As with my friend’s ex-husband who could maintain a sense of moral self-righteousness, all the while trampling on almost every standard of moral behavior, Israel has destroyed the lives of Palestinians without doubting fundamentally its own morality. In fact, the more Israel destroyed the fabric of Palestinians’ lives, the more it explained and legitimized its own brutality with lines such as “There is no partner on the other side;” “There is no one to talk to;” “We made unprecedented offers;” “The Arabs never miss an opportunity to miss an opportunity”; “The Arabs want to destroy us”; “The Arabs are undemocratic”; “Ask any Israeli Arab if they want to go and live in the New Palestine.”

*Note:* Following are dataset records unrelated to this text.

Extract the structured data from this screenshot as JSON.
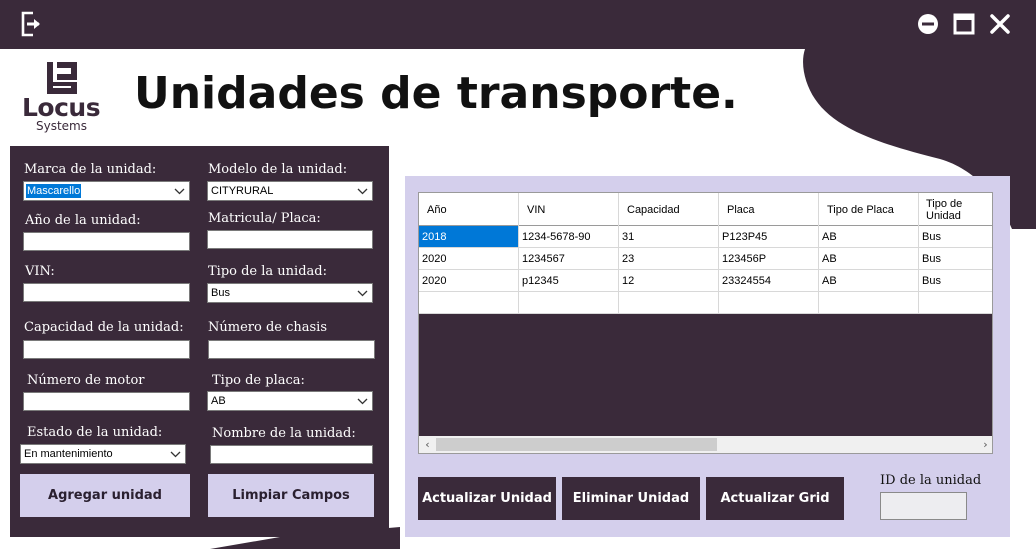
{
  "window": {
    "title_icons": [
      "logout-icon",
      "minimize-icon",
      "maximize-icon",
      "close-icon"
    ],
    "colors": {
      "titlebar": "#3a2a3a",
      "accent_light": "#d4cfec",
      "selection": "#0078d7"
    }
  },
  "logo": {
    "word": "Locus",
    "sub": "Systems"
  },
  "header": {
    "title": "Unidades de transporte."
  },
  "form": {
    "marca_label": "Marca de la unidad:",
    "marca_value": "Mascarello",
    "modelo_label": "Modelo de la unidad:",
    "modelo_value": "CITYRURAL",
    "anio_label": "Año de la unidad:",
    "anio_value": "",
    "matricula_label": "Matricula/ Placa:",
    "matricula_value": "",
    "vin_label": "VIN:",
    "vin_value": "",
    "tipo_unidad_label": "Tipo de la unidad:",
    "tipo_unidad_value": "Bus",
    "capacidad_label": "Capacidad de la unidad:",
    "capacidad_value": "",
    "chasis_label": "Número de chasis",
    "chasis_value": "",
    "motor_label": "Número de motor",
    "motor_value": "",
    "tipo_placa_label": "Tipo de placa:",
    "tipo_placa_value": "AB",
    "estado_label": "Estado de la unidad:",
    "estado_value": "En mantenimiento",
    "nombre_label": "Nombre de la unidad:",
    "nombre_value": "",
    "agregar_button": "Agregar unidad",
    "limpiar_button": "Limpiar Campos"
  },
  "grid": {
    "columns": [
      "Año",
      "VIN",
      "Capacidad",
      "Placa",
      "Tipo de Placa",
      "Tipo de Unidad"
    ],
    "rows": [
      [
        "2018",
        "1234-5678-90",
        "31",
        "P123P45",
        "AB",
        "Bus"
      ],
      [
        "2020",
        "1234567",
        "23",
        "123456P",
        "AB",
        "Bus"
      ],
      [
        "2020",
        "p12345",
        "12",
        "23324554",
        "AB",
        "Bus"
      ],
      [
        "",
        "",
        "",
        "",
        "",
        ""
      ]
    ],
    "scroll_left": "‹",
    "scroll_right": "›"
  },
  "actions": {
    "actualizar_unidad": "Actualizar Unidad",
    "eliminar_unidad": "Eliminar Unidad",
    "actualizar_grid": "Actualizar Grid",
    "id_label": "ID de la unidad",
    "id_value": ""
  }
}
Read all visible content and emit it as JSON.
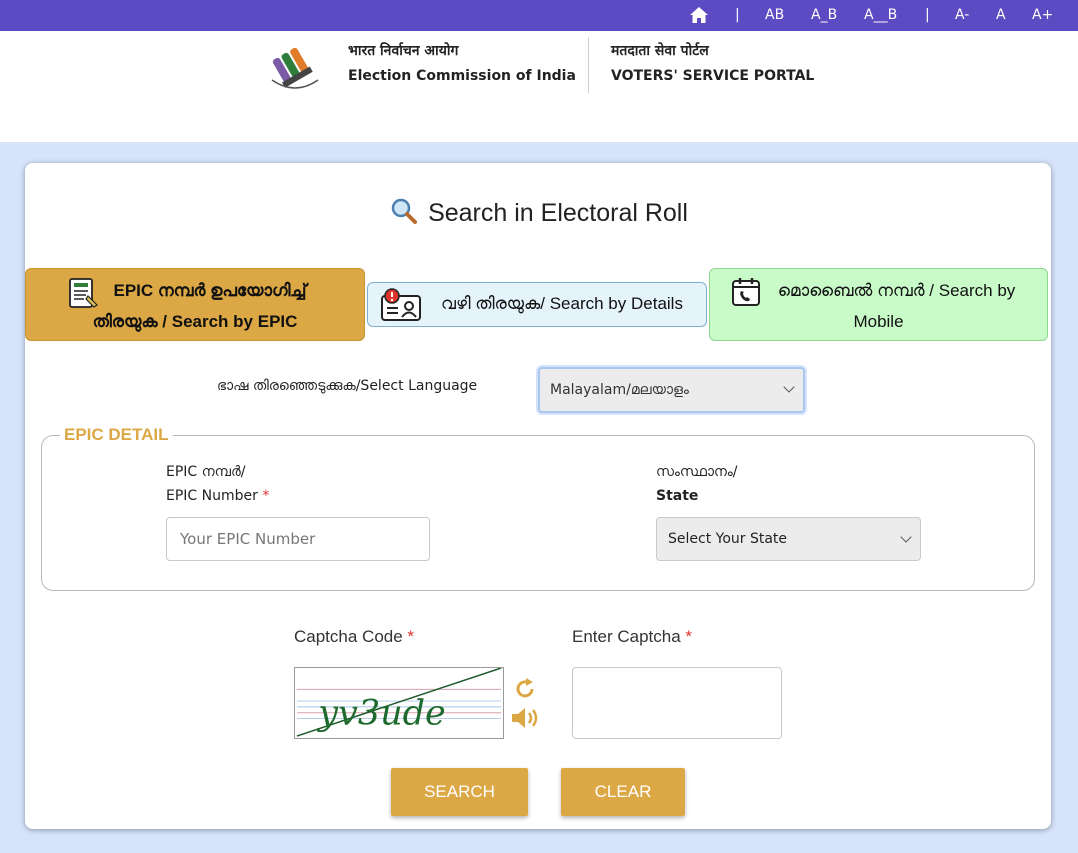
{
  "topbar": {
    "home_icon": "home-icon",
    "sep1": "|",
    "ab1": "AB",
    "ab2": "A_B",
    "ab3": "A__B",
    "sep2": "|",
    "font_minus": "A-",
    "font_normal": "A",
    "font_plus": "A+",
    "bg_color": "#5c4bc2"
  },
  "header": {
    "eci_hindi": "भारत निर्वाचन आयोग",
    "eci_english": "Election Commission of India",
    "portal_hindi": "मतदाता सेवा पोर्टल",
    "portal_english": "VOTERS' SERVICE PORTAL"
  },
  "page": {
    "title": "Search in Electoral Roll",
    "title_icon": "magnifier-icon"
  },
  "tabs": [
    {
      "line1": "EPIC നമ്പർ ഉപയോഗിച്ച്",
      "line2": "തിരയുക / Search by EPIC",
      "icon": "epic-card-icon",
      "color": "#dca845"
    },
    {
      "line1": "വഴി തിരയുക/ Search by Details",
      "icon": "details-card-icon",
      "color": "#e5f3fb"
    },
    {
      "line1": "മൊബൈൽ നമ്പർ / Search by",
      "line2": "Mobile",
      "icon": "mobile-calendar-icon",
      "color": "#c9fbc9"
    }
  ],
  "language": {
    "label": "ഭാഷ തിരഞ്ഞെടുക്കുക/Select Language",
    "selected": "Malayalam/മലയാളം"
  },
  "epic_detail": {
    "legend": "EPIC DETAIL",
    "epic_label_ml": "EPIC നമ്പർ/",
    "epic_label_en": "EPIC Number",
    "required_mark": "*",
    "epic_placeholder": "Your EPIC Number",
    "state_label_ml": "സംസ്ഥാനം/",
    "state_label_en": "State",
    "state_selected": "Select Your State"
  },
  "captcha": {
    "code_label": "Captcha Code",
    "enter_label": "Enter Captcha",
    "required_mark": "*",
    "captcha_text": "yv3ude",
    "refresh_icon": "refresh-icon",
    "audio_icon": "speaker-icon"
  },
  "buttons": {
    "search": "SEARCH",
    "clear": "CLEAR"
  },
  "colors": {
    "accent": "#dca845",
    "background": "#d6e3fb",
    "required": "#e0332d"
  }
}
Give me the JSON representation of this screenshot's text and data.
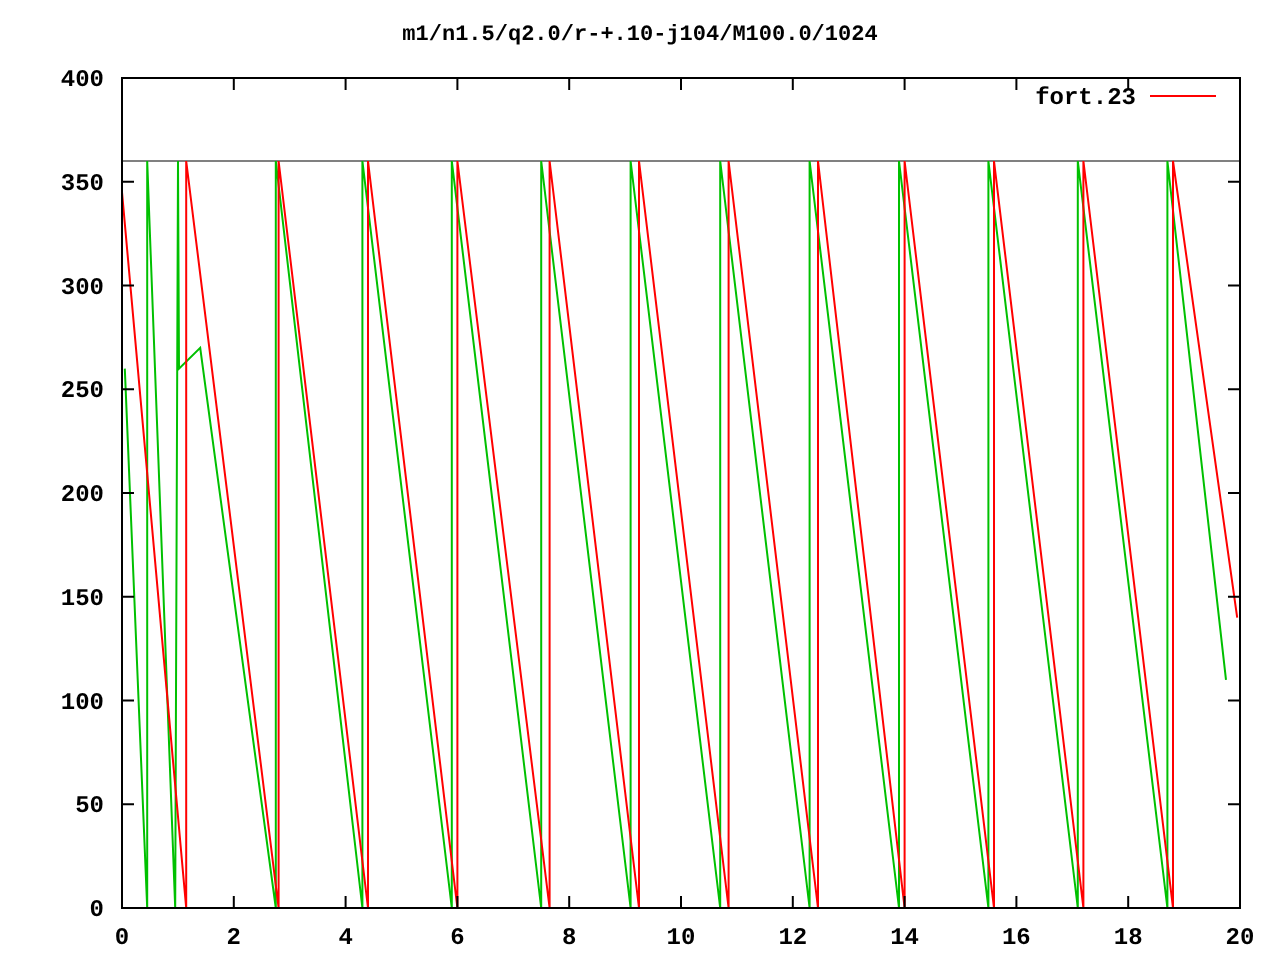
{
  "chart": {
    "title": "m1/n1.5/q2.0/r-+.10-j104/M100.0/1024",
    "chart_data": {
      "type": "line",
      "xlim": [
        0,
        20
      ],
      "ylim": [
        0,
        400
      ],
      "xticks": [
        0,
        2,
        4,
        6,
        8,
        10,
        12,
        14,
        16,
        18,
        20
      ],
      "yticks": [
        0,
        50,
        100,
        150,
        200,
        250,
        300,
        350,
        400
      ],
      "series": [
        {
          "name": "fort.23",
          "color": "#ff0000",
          "x": [
            0,
            1.15,
            1.15,
            2.8,
            2.8,
            4.4,
            4.4,
            6.0,
            6.0,
            7.65,
            7.65,
            9.25,
            9.25,
            10.85,
            10.85,
            12.45,
            12.45,
            14.0,
            14.0,
            15.6,
            15.6,
            17.2,
            17.2,
            18.8,
            18.8,
            19.95
          ],
          "values": [
            345,
            0,
            360,
            0,
            360,
            0,
            360,
            0,
            360,
            0,
            360,
            0,
            360,
            0,
            360,
            0,
            360,
            0,
            360,
            0,
            360,
            0,
            360,
            0,
            360,
            140
          ]
        },
        {
          "color": "#00c000",
          "x": [
            0.05,
            0.45,
            0.45,
            0.95,
            1.0,
            1.02,
            1.4,
            1.6,
            2.75,
            2.75,
            4.3,
            4.3,
            5.9,
            5.9,
            7.5,
            7.5,
            9.1,
            9.1,
            10.7,
            10.7,
            12.3,
            12.3,
            13.9,
            13.9,
            15.5,
            15.5,
            17.1,
            17.1,
            18.7,
            18.7,
            19.75
          ],
          "values": [
            260,
            0,
            360,
            0,
            360,
            260,
            270,
            230,
            0,
            360,
            0,
            360,
            0,
            360,
            0,
            360,
            0,
            360,
            0,
            360,
            0,
            360,
            0,
            360,
            0,
            360,
            0,
            360,
            0,
            360,
            110
          ]
        },
        {
          "color": "#808080",
          "x": [
            0,
            20
          ],
          "values": [
            360,
            360
          ]
        }
      ]
    }
  }
}
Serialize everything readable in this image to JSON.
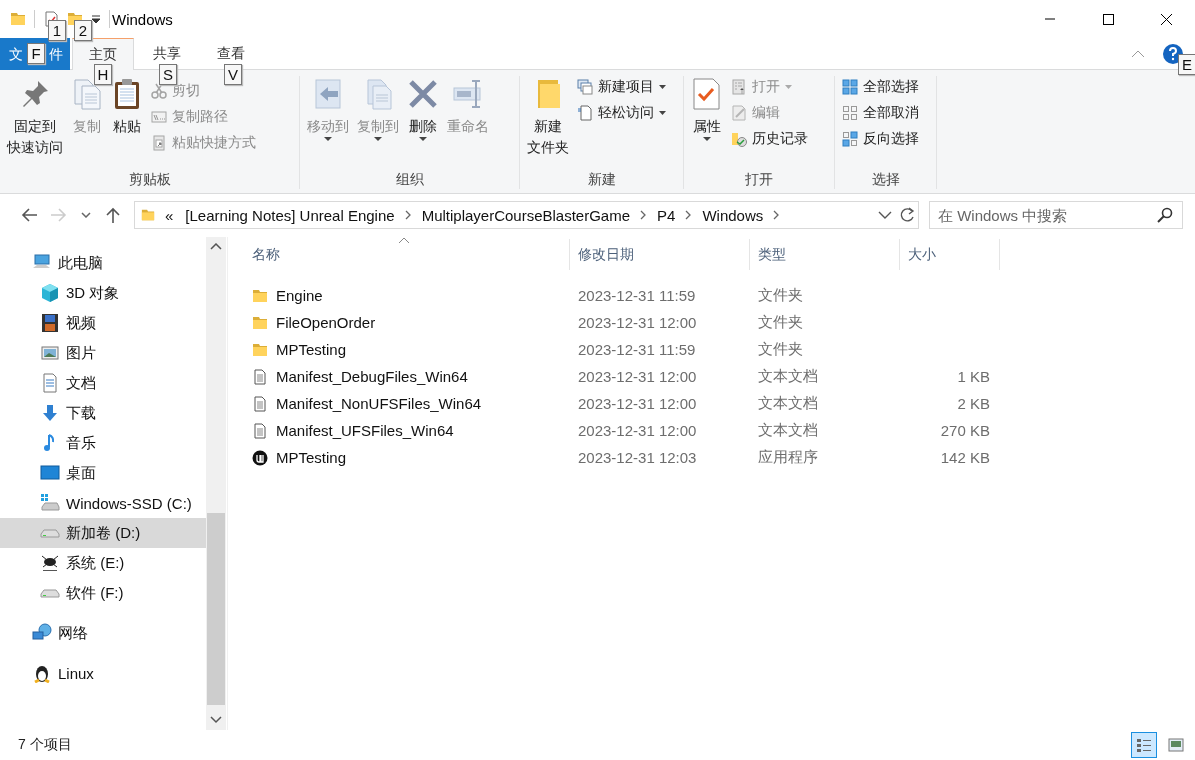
{
  "window": {
    "title": "Windows"
  },
  "keytips": [
    {
      "label": "1"
    },
    {
      "label": "2"
    },
    {
      "label": "F"
    },
    {
      "label": "H"
    },
    {
      "label": "S"
    },
    {
      "label": "V"
    },
    {
      "label": "E"
    }
  ],
  "ribbon": {
    "tabs": [
      {
        "label": "文件",
        "kind": "file",
        "selected": false
      },
      {
        "label": "主页",
        "kind": "tab",
        "selected": true
      },
      {
        "label": "共享",
        "kind": "tab",
        "selected": false
      },
      {
        "label": "查看",
        "kind": "tab",
        "selected": false
      }
    ],
    "groups": [
      {
        "label": "剪贴板",
        "items": [
          {
            "kind": "large",
            "lines": [
              "固定到",
              "快速访问"
            ],
            "disabled": false,
            "dropdown": false
          },
          {
            "kind": "large",
            "lines": [
              "复制"
            ],
            "disabled": true,
            "dropdown": false
          },
          {
            "kind": "large",
            "lines": [
              "粘贴"
            ],
            "disabled": false,
            "dropdown": false
          },
          {
            "kind": "stack",
            "commands": [
              {
                "label": "剪切",
                "disabled": true,
                "dropdown": false
              },
              {
                "label": "复制路径",
                "disabled": true,
                "dropdown": false
              },
              {
                "label": "粘贴快捷方式",
                "disabled": true,
                "dropdown": false
              }
            ]
          }
        ]
      },
      {
        "label": "组织",
        "items": [
          {
            "kind": "large",
            "lines": [
              "移动到"
            ],
            "disabled": true,
            "dropdown": true
          },
          {
            "kind": "large",
            "lines": [
              "复制到"
            ],
            "disabled": true,
            "dropdown": true
          },
          {
            "kind": "large",
            "lines": [
              "删除"
            ],
            "disabled": false,
            "dropdown": true
          },
          {
            "kind": "large",
            "lines": [
              "重命名"
            ],
            "disabled": true,
            "dropdown": false
          }
        ]
      },
      {
        "label": "新建",
        "items": [
          {
            "kind": "large",
            "lines": [
              "新建",
              "文件夹"
            ],
            "disabled": false,
            "dropdown": false
          },
          {
            "kind": "stack",
            "commands": [
              {
                "label": "新建项目",
                "disabled": false,
                "dropdown": true
              },
              {
                "label": "轻松访问",
                "disabled": false,
                "dropdown": true
              }
            ]
          }
        ]
      },
      {
        "label": "打开",
        "items": [
          {
            "kind": "large",
            "lines": [
              "属性"
            ],
            "disabled": false,
            "dropdown": true
          },
          {
            "kind": "stack",
            "commands": [
              {
                "label": "打开",
                "disabled": true,
                "dropdown": true
              },
              {
                "label": "编辑",
                "disabled": true,
                "dropdown": false
              },
              {
                "label": "历史记录",
                "disabled": false,
                "dropdown": false
              }
            ]
          }
        ]
      },
      {
        "label": "选择",
        "items": [
          {
            "kind": "stack",
            "commands": [
              {
                "label": "全部选择",
                "disabled": false,
                "dropdown": false
              },
              {
                "label": "全部取消",
                "disabled": false,
                "dropdown": false
              },
              {
                "label": "反向选择",
                "disabled": false,
                "dropdown": false
              }
            ]
          }
        ]
      }
    ]
  },
  "address": {
    "back_disabled": false,
    "forward_disabled": true,
    "overflow": "«",
    "breadcrumb": [
      "[Learning Notes] Unreal Engine",
      "MultiplayerCourseBlasterGame",
      "P4",
      "Windows"
    ],
    "search": {
      "placeholder": "在 Windows 中搜索"
    }
  },
  "sidebar": {
    "items": [
      {
        "label": "此电脑",
        "kind": "pc",
        "selected": false,
        "children": [
          {
            "label": "3D 对象",
            "kind": "cube",
            "selected": false
          },
          {
            "label": "视频",
            "kind": "video",
            "selected": false
          },
          {
            "label": "图片",
            "kind": "picture",
            "selected": false
          },
          {
            "label": "文档",
            "kind": "document",
            "selected": false
          },
          {
            "label": "下载",
            "kind": "download",
            "selected": false
          },
          {
            "label": "音乐",
            "kind": "music",
            "selected": false
          },
          {
            "label": "桌面",
            "kind": "desktop",
            "selected": false
          },
          {
            "label": "Windows-SSD (C:)",
            "kind": "system-drive",
            "selected": false
          },
          {
            "label": "新加卷 (D:)",
            "kind": "drive",
            "selected": true
          },
          {
            "label": "系统 (E:)",
            "kind": "custom-drive",
            "selected": false
          },
          {
            "label": "软件 (F:)",
            "kind": "drive",
            "selected": false
          }
        ]
      },
      {
        "label": "网络",
        "kind": "network",
        "selected": false
      },
      {
        "label": "Linux",
        "kind": "linux",
        "selected": false
      }
    ]
  },
  "table": {
    "columns": [
      "名称",
      "修改日期",
      "类型",
      "大小"
    ],
    "rows": [
      {
        "kind": "folder",
        "name": "Engine",
        "modified": "2023-12-31 11:59",
        "type": "文件夹"
      },
      {
        "kind": "folder",
        "name": "FileOpenOrder",
        "modified": "2023-12-31 12:00",
        "type": "文件夹"
      },
      {
        "kind": "folder",
        "name": "MPTesting",
        "modified": "2023-12-31 11:59",
        "type": "文件夹"
      },
      {
        "kind": "text",
        "name": "Manifest_DebugFiles_Win64",
        "modified": "2023-12-31 12:00",
        "type": "文本文档",
        "size": "1 KB"
      },
      {
        "kind": "text",
        "name": "Manifest_NonUFSFiles_Win64",
        "modified": "2023-12-31 12:00",
        "type": "文本文档",
        "size": "2 KB"
      },
      {
        "kind": "text",
        "name": "Manifest_UFSFiles_Win64",
        "modified": "2023-12-31 12:00",
        "type": "文本文档",
        "size": "270 KB"
      },
      {
        "kind": "app",
        "name": "MPTesting",
        "modified": "2023-12-31 12:03",
        "type": "应用程序",
        "size": "142 KB"
      }
    ]
  },
  "status_bar": {
    "text": "7 个项目",
    "views": [
      {
        "kind": "details",
        "selected": true
      },
      {
        "kind": "large-icons",
        "selected": false
      }
    ]
  }
}
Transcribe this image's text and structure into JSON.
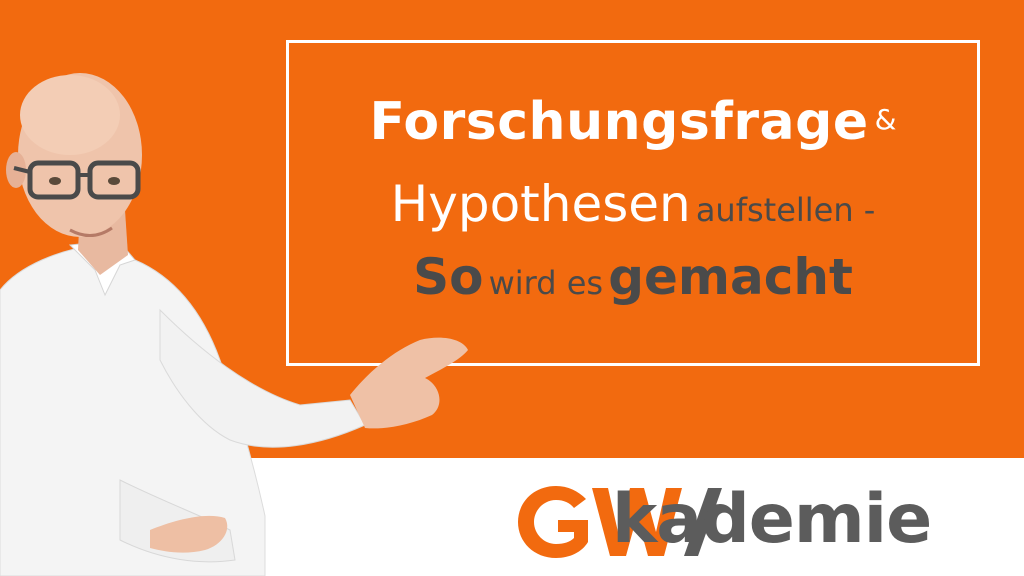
{
  "title": {
    "line1_bold": "Forschungsfrage",
    "line1_amp": "&",
    "line2_main": "Hypothesen",
    "line2_rest": "aufstellen -",
    "line3_so": "So",
    "line3_middle": "wird es",
    "line3_end": "gemacht"
  },
  "logo": {
    "word": "kademie"
  },
  "colors": {
    "orange": "#f26a0f",
    "dark_text": "#4a4a4a",
    "white": "#ffffff"
  }
}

I never talked to my friend’s husband after he left their home, but I am sure he could easily have told me: “I made an unprecedented offer” and “there was no one on the other side.” Moral self-righteousness is crucial to accomplish harsh deeds and to remain blind to their meaning and consequences.
Like my friend’s former husband, Israeli leaders never doubted the legitimacy and necessity of Israel’s actions, since Israel was the naturally born peace lover. Ironically, the moral hyperactivity of the Left helped Israeli leaders maintain a positive image of Israel to the world. A country – like a neglectful husband – can contribute to the collapse of another people and ultimately of its own society, and yet keep its sense of morality intact, because morality can easily become a feeling sustained by discourses, words, university courses, dinner-table discussions, readings and circle of smartly chosen friends whose function is to support one’s choices and actions.
Peace, of course, is a necessary ideal. I am not suggesting we should get rid of it. Of course Israel is more beautiful with rather than without peace movements. I am simply observing that the moral hyperactivity of Israelis has also obfuscated and mitigated the consciousness of the meaning of Israeli domination over an entire people. It has created the same kind of confusion that paralyzed my friend for such a long time. It creates apathy because, after all, “things are not that bad”; after all, “there are worse regimes” and “we are the more moral ones.” Ironically, moral hyperactivity simply makes it more difficult to recognize callousness and harshness for what they are.
And thus Israelis and Jews around the world who support Israel are confused because they cannot align their belief in Israel’s morality with an interpretation of the actual political experience created and denied by Israel. The peace industry has, ironically, kept the belief in Israel’s morality strong, further confusing many outside and inside Israel. Israel has drifted far from the initial vocation of Zionism and has become a moral bully, entrenching itself deeper in the conviction of its own morality, forever transferring the moral responsibility of its actions onto others. Israel’s violence cannot be justified any longer by a logic of war or self-defense. Maybe the time has come to put the moral mask down, and abandon the comfort zones afforded by morality as the mirror in which we can avoid looking at the ugliness of Israeli occupation.